At a high level, AI / Machine Learning models are trained to recognise patterns in data. When you’re focusing on a single retailer, with their own method of presenting their data / product offering, you can invest time into creating a custom preprocessing solution that will help the model understand that retailer's specific case. However, when trying to build a model that understands all products on the internet you’re not afforded that luxury. Here’s just the tip of the iceberg of challenges that we’ve encountered when dealing with cross-retail data at scale:

  • Different data formats across retailers: Each retailer has its own way of categorising, describing, and presenting products. And while there are trends, standardising this data for AI analysis can be a daunting task.
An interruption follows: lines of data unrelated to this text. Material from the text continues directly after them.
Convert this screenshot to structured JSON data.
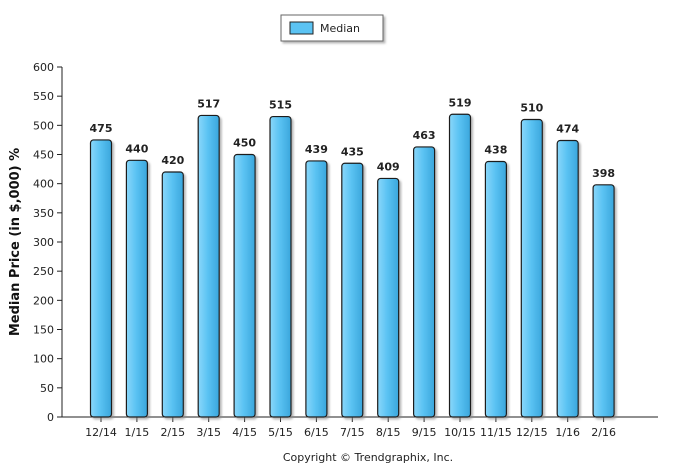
{
  "chart_data": {
    "type": "bar",
    "categories": [
      "12/14",
      "1/15",
      "2/15",
      "3/15",
      "4/15",
      "5/15",
      "6/15",
      "7/15",
      "8/15",
      "9/15",
      "10/15",
      "11/15",
      "12/15",
      "1/16",
      "2/16"
    ],
    "series": [
      {
        "name": "Median",
        "values": [
          475,
          440,
          420,
          517,
          450,
          515,
          439,
          435,
          409,
          463,
          519,
          438,
          510,
          474,
          398
        ]
      }
    ],
    "data_labels": [
      "475",
      "440",
      "420",
      "517",
      "450",
      "515",
      "439",
      "435",
      "409",
      "463",
      "519",
      "438",
      "510",
      "474",
      "398"
    ],
    "ylabel": "Median Price (in $,000) %",
    "xlabel": "",
    "ylim": [
      0,
      600
    ],
    "yticks": [
      0,
      50,
      100,
      150,
      200,
      250,
      300,
      350,
      400,
      450,
      500,
      550,
      600
    ],
    "grid": false,
    "legend_position": "top-center",
    "bar_color": "#5BC3F3",
    "bar_edge_color": "#1a1a1a",
    "copyright": "Copyright © Trendgraphix, Inc."
  }
}
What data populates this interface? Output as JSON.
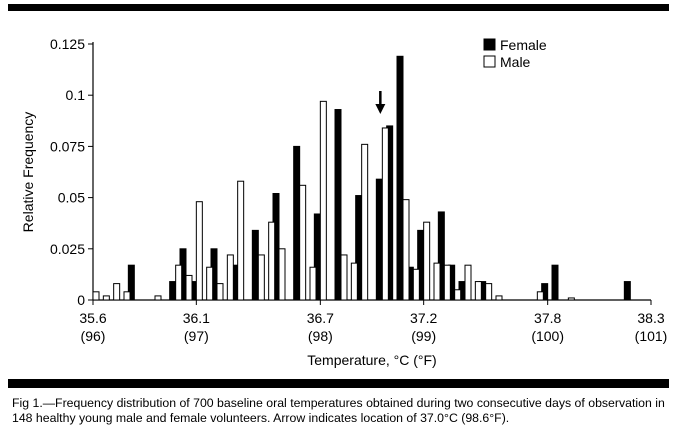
{
  "chart_data": {
    "type": "bar",
    "ylabel": "Relative Frequency",
    "xlabel": "Temperature, °C (°F)",
    "ylim": [
      0,
      0.125
    ],
    "yticks": [
      {
        "value": 0,
        "label": "0"
      },
      {
        "value": 0.025,
        "label": "0.025"
      },
      {
        "value": 0.05,
        "label": "0.05"
      },
      {
        "value": 0.075,
        "label": "0.075"
      },
      {
        "value": 0.1,
        "label": "0.1"
      },
      {
        "value": 0.125,
        "label": "0.125"
      }
    ],
    "xlim": [
      35.6,
      38.3
    ],
    "xticks": [
      {
        "value": 35.6,
        "c": "35.6",
        "f": "(96)"
      },
      {
        "value": 36.1,
        "c": "36.1",
        "f": "(97)"
      },
      {
        "value": 36.7,
        "c": "36.7",
        "f": "(98)"
      },
      {
        "value": 37.2,
        "c": "37.2",
        "f": "(99)"
      },
      {
        "value": 37.8,
        "c": "37.8",
        "f": "(100)"
      },
      {
        "value": 38.3,
        "c": "38.3",
        "f": "(101)"
      }
    ],
    "legend_position": "top-right",
    "arrow_at": 37.0,
    "series": [
      {
        "name": "Female",
        "color": "#000000",
        "values": [
          [
            35.8,
            0.017
          ],
          [
            36.0,
            0.009
          ],
          [
            36.05,
            0.025
          ],
          [
            36.1,
            0.009
          ],
          [
            36.2,
            0.025
          ],
          [
            36.3,
            0.017
          ],
          [
            36.4,
            0.034
          ],
          [
            36.5,
            0.052
          ],
          [
            36.6,
            0.075
          ],
          [
            36.7,
            0.042
          ],
          [
            36.8,
            0.093
          ],
          [
            36.9,
            0.051
          ],
          [
            37.0,
            0.059
          ],
          [
            37.05,
            0.085
          ],
          [
            37.1,
            0.119
          ],
          [
            37.15,
            0.016
          ],
          [
            37.2,
            0.034
          ],
          [
            37.3,
            0.043
          ],
          [
            37.35,
            0.017
          ],
          [
            37.4,
            0.009
          ],
          [
            37.5,
            0.009
          ],
          [
            37.8,
            0.008
          ],
          [
            37.85,
            0.017
          ],
          [
            38.2,
            0.009
          ]
        ]
      },
      {
        "name": "Male",
        "color": "#ffffff",
        "values": [
          [
            35.6,
            0.004
          ],
          [
            35.65,
            0.002
          ],
          [
            35.7,
            0.008
          ],
          [
            35.75,
            0.004
          ],
          [
            35.9,
            0.002
          ],
          [
            36.0,
            0.017
          ],
          [
            36.05,
            0.012
          ],
          [
            36.1,
            0.048
          ],
          [
            36.15,
            0.016
          ],
          [
            36.2,
            0.008
          ],
          [
            36.25,
            0.022
          ],
          [
            36.3,
            0.058
          ],
          [
            36.4,
            0.022
          ],
          [
            36.45,
            0.038
          ],
          [
            36.5,
            0.025
          ],
          [
            36.6,
            0.056
          ],
          [
            36.65,
            0.016
          ],
          [
            36.7,
            0.097
          ],
          [
            36.8,
            0.022
          ],
          [
            36.85,
            0.018
          ],
          [
            36.9,
            0.076
          ],
          [
            37.0,
            0.084
          ],
          [
            37.1,
            0.031
          ],
          [
            37.1,
            0.049
          ],
          [
            37.15,
            0.015
          ],
          [
            37.2,
            0.038
          ],
          [
            37.25,
            0.018
          ],
          [
            37.3,
            0.017
          ],
          [
            37.35,
            0.005
          ],
          [
            37.4,
            0.017
          ],
          [
            37.45,
            0.009
          ],
          [
            37.5,
            0.008
          ],
          [
            37.55,
            0.002
          ],
          [
            37.75,
            0.004
          ],
          [
            37.9,
            0.001
          ]
        ]
      }
    ]
  },
  "caption": "Fig 1.—Frequency distribution of 700 baseline oral temperatures obtained during two consecutive days of observation in 148 healthy young male and female volunteers. Arrow indicates location of 37.0°C (98.6°F)."
}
    • At Moonsift we’ve done years of R&D and analysed thousands of retailers to better understand this problem.  

  • Inconsistent Data Formats within Retailers: even within a single retailer data might be presented in varied formats, making collection and standardisation even more challenging.

  • Dynamic Nature of Retail: Prices, stock availability, images, and product descriptions can change frequently. Keeping AI models updated with this dynamic data is a continuous challenge.

  • Volume and Scalability: The sheer amount of product data across tens of thousands of retailers can be immense. Handling and processing this data in real-time requires scalable AI solutions.

  • Low Quality Data and Spam: The quality of product images, and descriptions can vary widely among retailers. This inconsistency can affect the accuracy and quality of the embeddings created by AI. Malicious keyword stuffing techniques (typically found on marketplaces like Amazon) also negatively impact embedding quality.

Final thoughts

The path to flawless AI-driven product discovery is paved with many hurdles. Nevertheless, with dedicated research and continuous refinement, the potential for a seamless AI-aided shopping experience across multiple retailers is on the horizon. At Moonsift we’re diving deep into these challenges as we build your Shopping Copilot for the entire internet.